Directing Craig Lucas’s Prelude to a Kiss taught Clinton Walker to “not be such a jerk” when it comes to his views on romance.
Playing the lead female role made Charlotte Courage realize her many feminine mannerisms. And for Lee Malanchuk, securing the main male role showed him he could act. His last thespian activity came in Grade 1, when he played a garbage can, an Oscar the Grouch-type character, he said.
But both actors and the director agreed on one point: this play was a lot more work than they anticipated.
There was only a month between auditions and the preview, and the play demands a lot of time.
Prelude to a Kiss follows the romance of Peter and Rita. Peter is a man “searching for something,” said Walker. This intellectual optimist falls in love with Rita, a cynical world-weary woman in her 30s, and she, in the director’s words, “somewhat with him.”
On their wedding day, an old man kisses Rita, and in doing so he and the bride exchange souls.
The 1988 play hit the silver screen in 1992. The film version stars Meg Ryan and Alec Baldwin.
For both of the lead actors, this was their first time with the company.
Malanchuk admits he was fairly excited when he found out he’d secured the role. But a moment later he was wondering what exactly he’d gotten himself into, he said.
Courage had the difficult task of playing two characters: Rita, and then the soul of the old man living inside of her. “This is definitely the most intense show I’ve ever been in,” she said.
Roy Ness plays the old man. He and Courage spent time studying each other’s behaviours. Courage had to learn how to hold her hands, how to sit like a man. “But it’s more than just taking on the mannerisms,” she said. “It’s adopting another character within a character.”

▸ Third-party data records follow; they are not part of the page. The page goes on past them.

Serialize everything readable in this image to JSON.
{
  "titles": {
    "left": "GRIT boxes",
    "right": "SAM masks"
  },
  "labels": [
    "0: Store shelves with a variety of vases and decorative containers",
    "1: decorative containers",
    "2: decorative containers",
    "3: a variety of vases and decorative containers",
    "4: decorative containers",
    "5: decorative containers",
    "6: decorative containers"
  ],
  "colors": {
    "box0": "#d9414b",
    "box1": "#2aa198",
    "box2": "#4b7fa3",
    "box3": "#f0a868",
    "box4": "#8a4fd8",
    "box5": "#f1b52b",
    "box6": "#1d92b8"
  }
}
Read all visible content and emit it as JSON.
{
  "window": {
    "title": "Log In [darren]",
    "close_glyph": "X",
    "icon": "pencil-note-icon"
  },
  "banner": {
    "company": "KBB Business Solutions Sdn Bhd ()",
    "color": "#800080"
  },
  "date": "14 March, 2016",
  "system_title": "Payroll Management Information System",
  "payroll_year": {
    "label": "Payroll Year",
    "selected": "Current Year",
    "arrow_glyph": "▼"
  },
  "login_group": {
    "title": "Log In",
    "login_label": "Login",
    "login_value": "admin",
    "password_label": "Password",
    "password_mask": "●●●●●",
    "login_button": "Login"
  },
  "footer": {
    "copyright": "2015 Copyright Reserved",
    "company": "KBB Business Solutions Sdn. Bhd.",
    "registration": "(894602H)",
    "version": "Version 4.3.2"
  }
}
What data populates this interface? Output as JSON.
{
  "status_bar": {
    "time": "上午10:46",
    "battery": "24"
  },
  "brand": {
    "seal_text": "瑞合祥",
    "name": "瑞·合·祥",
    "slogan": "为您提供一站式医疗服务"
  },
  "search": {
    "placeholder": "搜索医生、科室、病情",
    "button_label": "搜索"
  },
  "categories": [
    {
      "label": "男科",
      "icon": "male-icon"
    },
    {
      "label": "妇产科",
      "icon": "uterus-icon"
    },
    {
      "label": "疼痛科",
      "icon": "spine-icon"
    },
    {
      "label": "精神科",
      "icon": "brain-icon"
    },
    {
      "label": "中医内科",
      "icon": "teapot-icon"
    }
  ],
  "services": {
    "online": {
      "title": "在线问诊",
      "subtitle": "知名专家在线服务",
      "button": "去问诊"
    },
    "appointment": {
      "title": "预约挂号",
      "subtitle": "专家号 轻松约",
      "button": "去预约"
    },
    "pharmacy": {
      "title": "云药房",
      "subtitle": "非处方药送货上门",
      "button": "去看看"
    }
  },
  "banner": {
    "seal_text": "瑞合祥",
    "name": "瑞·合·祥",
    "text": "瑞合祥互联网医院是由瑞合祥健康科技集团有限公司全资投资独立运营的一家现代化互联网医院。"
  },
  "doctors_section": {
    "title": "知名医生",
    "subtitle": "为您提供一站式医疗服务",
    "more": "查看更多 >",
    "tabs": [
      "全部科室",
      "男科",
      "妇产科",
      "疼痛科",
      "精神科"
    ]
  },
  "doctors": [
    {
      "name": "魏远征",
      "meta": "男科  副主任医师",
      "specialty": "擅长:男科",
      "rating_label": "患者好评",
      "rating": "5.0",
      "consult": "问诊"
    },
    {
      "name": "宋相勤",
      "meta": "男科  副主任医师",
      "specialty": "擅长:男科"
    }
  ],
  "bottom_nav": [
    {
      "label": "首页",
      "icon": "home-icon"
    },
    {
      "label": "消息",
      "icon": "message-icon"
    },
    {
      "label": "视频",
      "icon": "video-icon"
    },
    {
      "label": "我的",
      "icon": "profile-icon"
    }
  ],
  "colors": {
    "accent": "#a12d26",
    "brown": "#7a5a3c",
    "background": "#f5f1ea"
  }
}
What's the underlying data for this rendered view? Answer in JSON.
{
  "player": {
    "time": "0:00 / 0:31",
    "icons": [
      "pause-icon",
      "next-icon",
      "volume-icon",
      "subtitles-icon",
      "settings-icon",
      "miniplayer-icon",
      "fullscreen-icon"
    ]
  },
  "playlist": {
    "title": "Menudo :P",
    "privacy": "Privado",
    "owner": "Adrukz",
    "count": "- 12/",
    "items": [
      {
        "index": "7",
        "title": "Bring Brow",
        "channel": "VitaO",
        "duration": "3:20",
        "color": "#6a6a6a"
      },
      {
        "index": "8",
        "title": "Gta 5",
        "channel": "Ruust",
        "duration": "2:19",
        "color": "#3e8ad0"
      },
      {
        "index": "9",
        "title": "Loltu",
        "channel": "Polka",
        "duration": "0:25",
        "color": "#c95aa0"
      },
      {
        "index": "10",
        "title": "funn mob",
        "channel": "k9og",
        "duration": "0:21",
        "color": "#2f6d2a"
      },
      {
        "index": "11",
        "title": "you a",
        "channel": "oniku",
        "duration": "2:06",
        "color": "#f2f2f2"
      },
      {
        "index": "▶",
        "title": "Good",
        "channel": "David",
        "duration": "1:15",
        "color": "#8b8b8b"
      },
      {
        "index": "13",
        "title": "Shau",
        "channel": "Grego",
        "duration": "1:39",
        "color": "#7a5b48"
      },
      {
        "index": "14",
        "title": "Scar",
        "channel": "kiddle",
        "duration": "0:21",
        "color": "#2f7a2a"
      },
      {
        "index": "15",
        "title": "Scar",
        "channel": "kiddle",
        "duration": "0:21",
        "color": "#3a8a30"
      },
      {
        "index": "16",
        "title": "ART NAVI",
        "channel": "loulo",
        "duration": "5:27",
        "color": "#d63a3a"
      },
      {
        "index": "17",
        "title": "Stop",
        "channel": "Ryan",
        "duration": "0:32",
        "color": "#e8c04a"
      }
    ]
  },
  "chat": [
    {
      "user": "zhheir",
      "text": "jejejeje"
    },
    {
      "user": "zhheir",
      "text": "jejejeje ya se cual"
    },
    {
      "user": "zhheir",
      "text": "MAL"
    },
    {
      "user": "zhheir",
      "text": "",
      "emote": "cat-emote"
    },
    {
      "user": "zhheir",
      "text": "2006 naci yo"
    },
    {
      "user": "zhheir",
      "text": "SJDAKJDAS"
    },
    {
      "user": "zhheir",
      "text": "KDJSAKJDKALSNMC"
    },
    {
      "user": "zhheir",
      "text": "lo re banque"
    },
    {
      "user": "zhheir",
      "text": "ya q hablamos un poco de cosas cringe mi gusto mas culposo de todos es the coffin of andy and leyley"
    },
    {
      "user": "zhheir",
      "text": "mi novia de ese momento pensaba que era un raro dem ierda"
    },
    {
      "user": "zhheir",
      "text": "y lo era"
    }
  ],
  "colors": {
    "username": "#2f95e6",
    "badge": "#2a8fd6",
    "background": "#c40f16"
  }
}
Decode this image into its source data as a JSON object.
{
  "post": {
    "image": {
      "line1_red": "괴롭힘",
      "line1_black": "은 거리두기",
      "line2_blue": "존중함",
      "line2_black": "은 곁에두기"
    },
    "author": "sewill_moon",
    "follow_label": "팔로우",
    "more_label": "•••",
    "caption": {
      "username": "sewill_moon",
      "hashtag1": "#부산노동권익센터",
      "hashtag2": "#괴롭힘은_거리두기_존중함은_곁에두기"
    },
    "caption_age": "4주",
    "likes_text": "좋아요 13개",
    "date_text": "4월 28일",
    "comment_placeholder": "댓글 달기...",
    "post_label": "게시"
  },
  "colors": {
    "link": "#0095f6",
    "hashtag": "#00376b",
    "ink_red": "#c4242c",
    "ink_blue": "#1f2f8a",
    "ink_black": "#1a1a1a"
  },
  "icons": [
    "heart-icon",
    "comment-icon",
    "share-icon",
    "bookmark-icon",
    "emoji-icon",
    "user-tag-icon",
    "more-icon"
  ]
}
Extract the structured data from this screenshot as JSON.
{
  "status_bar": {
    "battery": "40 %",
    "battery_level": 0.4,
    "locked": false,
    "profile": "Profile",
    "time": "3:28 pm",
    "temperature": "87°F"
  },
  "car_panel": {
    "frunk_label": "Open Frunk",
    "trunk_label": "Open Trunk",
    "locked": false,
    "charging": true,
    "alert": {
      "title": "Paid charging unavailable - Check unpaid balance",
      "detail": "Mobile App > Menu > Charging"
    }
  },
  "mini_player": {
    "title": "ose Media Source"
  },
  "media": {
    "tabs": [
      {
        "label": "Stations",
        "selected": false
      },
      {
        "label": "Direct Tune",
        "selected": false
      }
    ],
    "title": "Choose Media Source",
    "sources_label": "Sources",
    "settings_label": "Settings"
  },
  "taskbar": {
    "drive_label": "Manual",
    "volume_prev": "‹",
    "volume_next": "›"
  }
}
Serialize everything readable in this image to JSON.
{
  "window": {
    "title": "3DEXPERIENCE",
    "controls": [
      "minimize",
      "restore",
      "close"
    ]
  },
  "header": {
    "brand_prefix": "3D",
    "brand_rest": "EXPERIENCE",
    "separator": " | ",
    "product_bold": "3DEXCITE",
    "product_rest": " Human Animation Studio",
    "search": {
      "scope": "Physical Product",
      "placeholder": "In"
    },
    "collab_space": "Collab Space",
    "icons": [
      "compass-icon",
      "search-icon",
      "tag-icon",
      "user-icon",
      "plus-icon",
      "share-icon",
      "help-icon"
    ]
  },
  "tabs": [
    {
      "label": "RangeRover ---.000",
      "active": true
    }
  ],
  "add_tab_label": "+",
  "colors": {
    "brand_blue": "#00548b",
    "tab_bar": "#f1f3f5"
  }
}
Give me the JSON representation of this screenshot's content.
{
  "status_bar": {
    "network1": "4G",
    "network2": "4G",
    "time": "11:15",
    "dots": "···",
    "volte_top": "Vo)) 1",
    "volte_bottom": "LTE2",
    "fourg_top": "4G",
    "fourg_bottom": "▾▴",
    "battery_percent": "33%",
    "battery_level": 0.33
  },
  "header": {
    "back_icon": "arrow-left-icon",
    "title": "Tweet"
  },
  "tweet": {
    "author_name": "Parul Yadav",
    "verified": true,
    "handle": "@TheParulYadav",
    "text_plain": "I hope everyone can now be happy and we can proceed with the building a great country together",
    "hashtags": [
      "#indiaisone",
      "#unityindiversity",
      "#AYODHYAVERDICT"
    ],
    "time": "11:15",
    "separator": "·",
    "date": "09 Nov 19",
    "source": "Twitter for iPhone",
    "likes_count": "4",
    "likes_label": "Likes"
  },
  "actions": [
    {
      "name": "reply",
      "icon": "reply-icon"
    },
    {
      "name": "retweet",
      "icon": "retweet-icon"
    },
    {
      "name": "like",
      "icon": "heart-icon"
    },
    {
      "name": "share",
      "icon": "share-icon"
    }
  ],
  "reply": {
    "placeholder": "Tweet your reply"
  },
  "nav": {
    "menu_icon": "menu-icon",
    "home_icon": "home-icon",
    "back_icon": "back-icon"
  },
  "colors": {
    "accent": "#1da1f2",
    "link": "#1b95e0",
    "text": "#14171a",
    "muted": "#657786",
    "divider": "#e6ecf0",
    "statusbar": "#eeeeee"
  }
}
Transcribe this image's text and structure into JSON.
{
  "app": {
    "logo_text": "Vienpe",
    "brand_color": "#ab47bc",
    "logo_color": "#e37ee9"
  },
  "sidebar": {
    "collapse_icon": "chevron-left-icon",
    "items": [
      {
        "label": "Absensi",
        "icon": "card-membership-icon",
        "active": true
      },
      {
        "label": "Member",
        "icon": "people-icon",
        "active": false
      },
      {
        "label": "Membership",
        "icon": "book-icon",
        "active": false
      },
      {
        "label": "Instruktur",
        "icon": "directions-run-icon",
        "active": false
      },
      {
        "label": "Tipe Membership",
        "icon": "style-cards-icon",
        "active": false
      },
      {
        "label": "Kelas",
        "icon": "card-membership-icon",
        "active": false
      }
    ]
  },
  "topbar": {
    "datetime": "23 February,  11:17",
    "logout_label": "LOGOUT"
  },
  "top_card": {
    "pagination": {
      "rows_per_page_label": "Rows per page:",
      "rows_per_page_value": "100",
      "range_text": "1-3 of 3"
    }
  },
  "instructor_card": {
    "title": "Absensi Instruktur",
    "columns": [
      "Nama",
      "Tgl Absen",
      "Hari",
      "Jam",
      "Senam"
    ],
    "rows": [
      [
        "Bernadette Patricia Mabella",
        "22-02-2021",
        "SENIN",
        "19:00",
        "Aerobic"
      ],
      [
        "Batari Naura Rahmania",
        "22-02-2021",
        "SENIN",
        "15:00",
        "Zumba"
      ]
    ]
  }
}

“In regards to the switch, it’s more about humanity than it is about gender,” explains Walker.
He is no stranger to Whitehorse’s community theatre scene. This is the fourth play he’s directed for The Guild. The Toronto-based director and actor first worked with the company in 2010 when he directed The Laramie Project. Later that year, he followed that with The Beauty Queen of Leenane. Last season, he directed 39 Steps.
And he was confident his leads could handle their roles.
He knew Malanchuk was Lee “right away,” because he has “no filter with his emotions,” said Walker. Since Peter spends much of the play telling the audience about his emotions, that was crucial.
And Walker knew Courage had the desire to play and the acting ability required.
While the film version – which Walker hasn’t watched in its entirety – is full of cuteness, the play addresses more serious concerns, he said.
“You know, Prelude has always been stamped as a romantic comedy,” said Walker, who admits he had not heard of the play until he was asked to direct it for the Guild. “And I never came into it thinking, ‘Ah, this is going to be a walk in the park.’ … When we came in and when we started investigating these moments, and how human and how interestingly complicated they were, it has been a challenge, but a delightful challenge. It was like, ‘Wow.’ I think all three of us have been put through our paces. And that’s good.”
The play has been widely read as a fable for the AIDS crisis, and Lucas has said the disease inspired the play, said Walker. But while AIDS is still relevant, society’s interaction with it has evolved as treatments have developed, he said. Instead, his production focuses more on how people change over time. Even the set reinforces the theme. Panels of white fabric represent love’s transparency, he said.
“When we get married, when we partner off, our partners do change before our eyes in ways that is sometimes fantastic, and in some ways it’s really challenging,” he said.
But as Walker said about preparing the play, “Anything good should be an effort, right?”
Prelude to a Kiss runs Wednesdays through Saturdays from Nov. 22 to Dec. 8. There is a $5 preview tonight. Tickets for the Wednesday and Thursday shows cost $20. Friday and Saturday performances cost $22. The Nov. 28 show is pay what you can. All performances begin at 8 p.m.